Leona, my secretary, was a tiny Negro girl—the Academy was an “equal opportunity employer”—of extraordinary efficiency and taciturnity. She laid the papers before me in the proper order, giving me the proper time to scan before she moved on to something else.
“Mr. Gilliatt left a message,” she said. “There’s a discrepancy in the clocks. The one in the Guide’s Quarters is off.”
Damn! It was the wrong day to forget a detail like that. Gilliatt’s black book would profit by it. “Did he say anything else?”

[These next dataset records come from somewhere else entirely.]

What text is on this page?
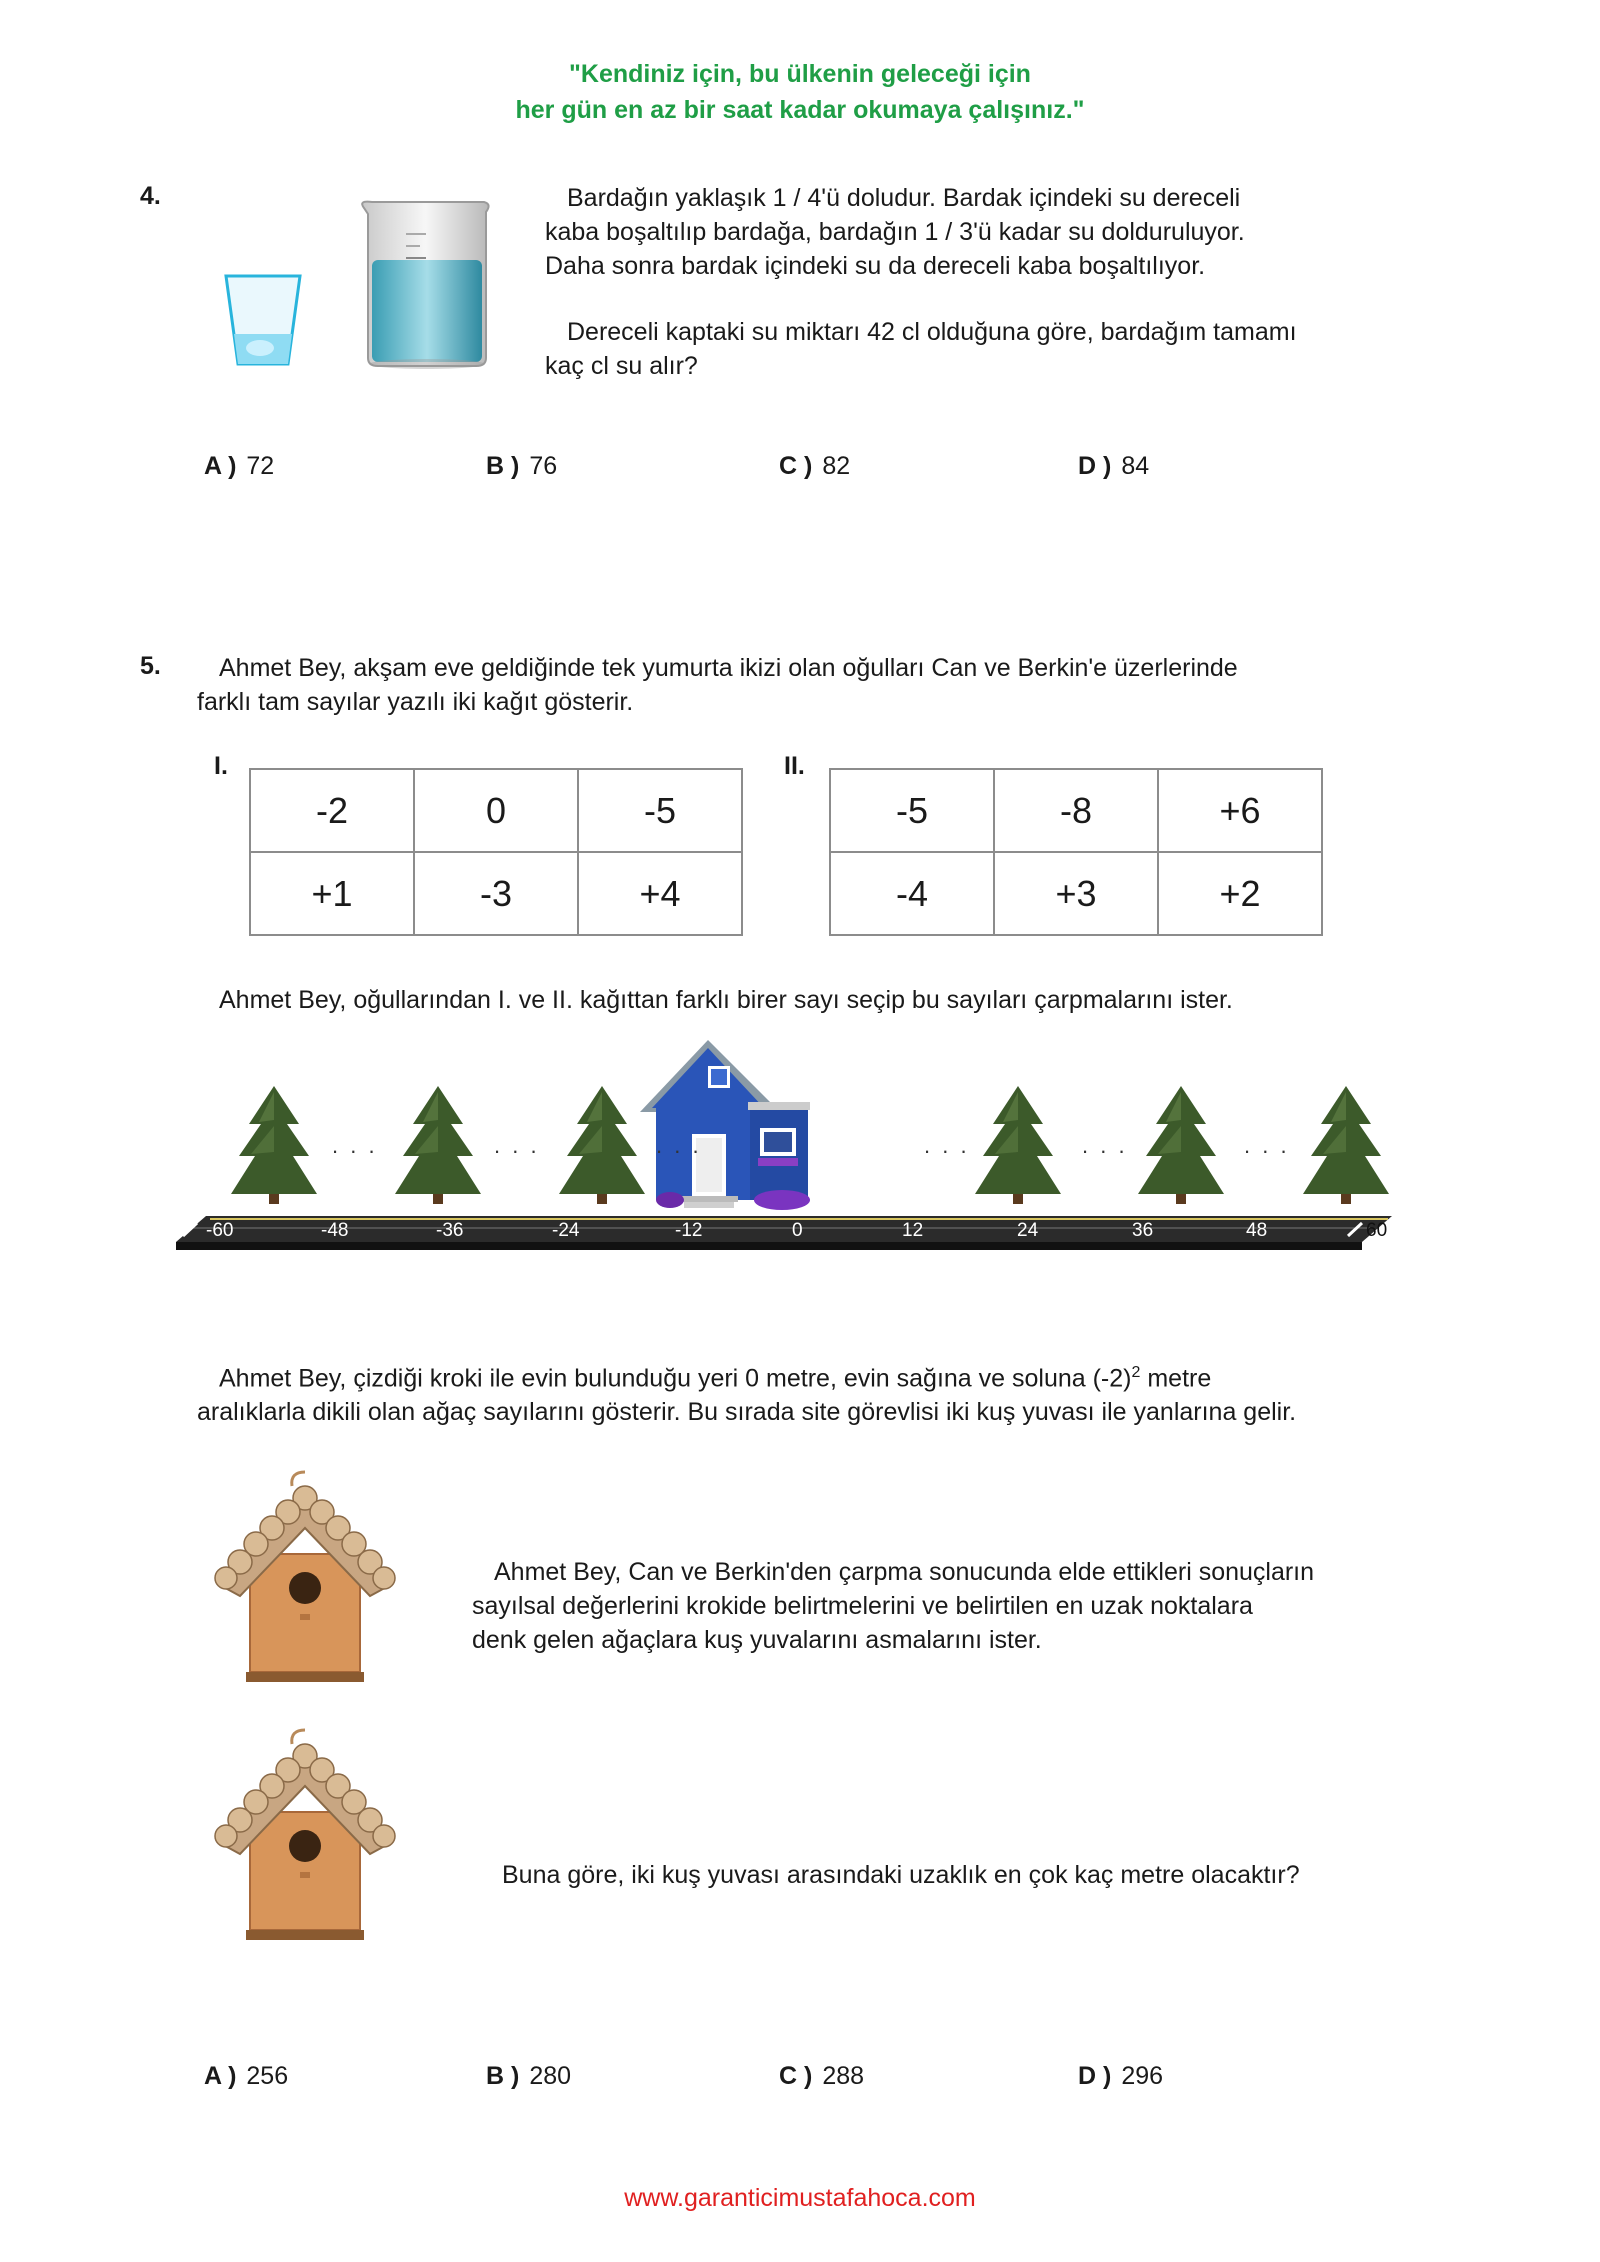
"Kendiniz için, bu ülkenin geleceği için
her gün en az bir saat kadar okumaya çalışınız."
4.	Bardağın yaklaşık 1 / 4'ü doludur. Bardak içindeki su dereceli
kaba boşaltılıp bardağa, bardağın 1 / 3'ü kadar su dolduruluyor.
Daha sonra bardak içindeki su da dereceli kaba boşaltılıyor.
Dereceli kaptaki su miktarı 42 cl olduğuna göre, bardağım tamamı
kaç cl su alır?
A ) 72	B ) 76	C ) 82	D ) 84
5.	Ahmet Bey, akşam eve geldiğinde tek yumurta ikizi olan oğulları Can ve Berkin'e üzerlerinde
farklı tam sayılar yazılı iki kağıt gösterir.
I.
-2	0	-5
+1	-3	+4
II.
-5	-8	+6
-4	+3	+2
Ahmet Bey, oğullarından I. ve II. kağıttan farklı birer sayı seçip bu sayıları çarpmalarını ister.
. . .	. . .	. . .	. . .	. . .	. . .
-60	-48	-36	-24	-12	0	12	24	36	48	60
Ahmet Bey, çizdiği kroki ile evin bulunduğu yeri 0 metre, evin sağına ve soluna $(-2)^2$ metre
aralıklarla dikili olan ağaç sayılarını gösterir. Bu sırada site görevlisi iki kuş yuvası ile yanlarına gelir.
Ahmet Bey, Can ve Berkin'den çarpma sonucunda elde ettikleri sonuçların
sayılsal değerlerini krokide belirtmelerini ve belirtilen en uzak noktalara
denk gelen ağaçlara kuş yuvalarını asmalarını ister.
Buna göre, iki kuş yuvası arasındaki uzaklık en çok kaç metre olacaktır?
A ) 256	B ) 280	C ) 288	D ) 296
www.garanticimustafahoca.com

“He said it was being attended to.”
Leona, you dark Sphinx, I thought, stop being so perfect. What I want is nuance, not accuracy. What is Gilliatt up to today? How will he use a small error against me? But I had hired her for the very impersonality that frustrated me now. I distracted myself with details. I knew that at any moment I was going to bolt for the door and dash out to where Max was filming the morning’s activities with the cool compliance of Gilliatt. But distraction worked both ways. I was distracted from the details with which I was trying to divert my attention. Drifting into my mind came fragments from the early morning. Max and Jewel spies? Suicides? What motives? Perhaps Max was the reject from one of the other Academies? Just to do something that felt purposeful I put in a call to the Central Exchange. I gave them the basic data on Max and Jewel and requested intelligence. Then I ordered the off-duty guides to snow clearance duty and comforted myself with a cup of tea, convinced for the moment that I had done something useful. The shapeless horrors were held at bay once more. Action, even meaningless action, contradicts the pointlessness of things like snow, the mystery of things like singing dreams.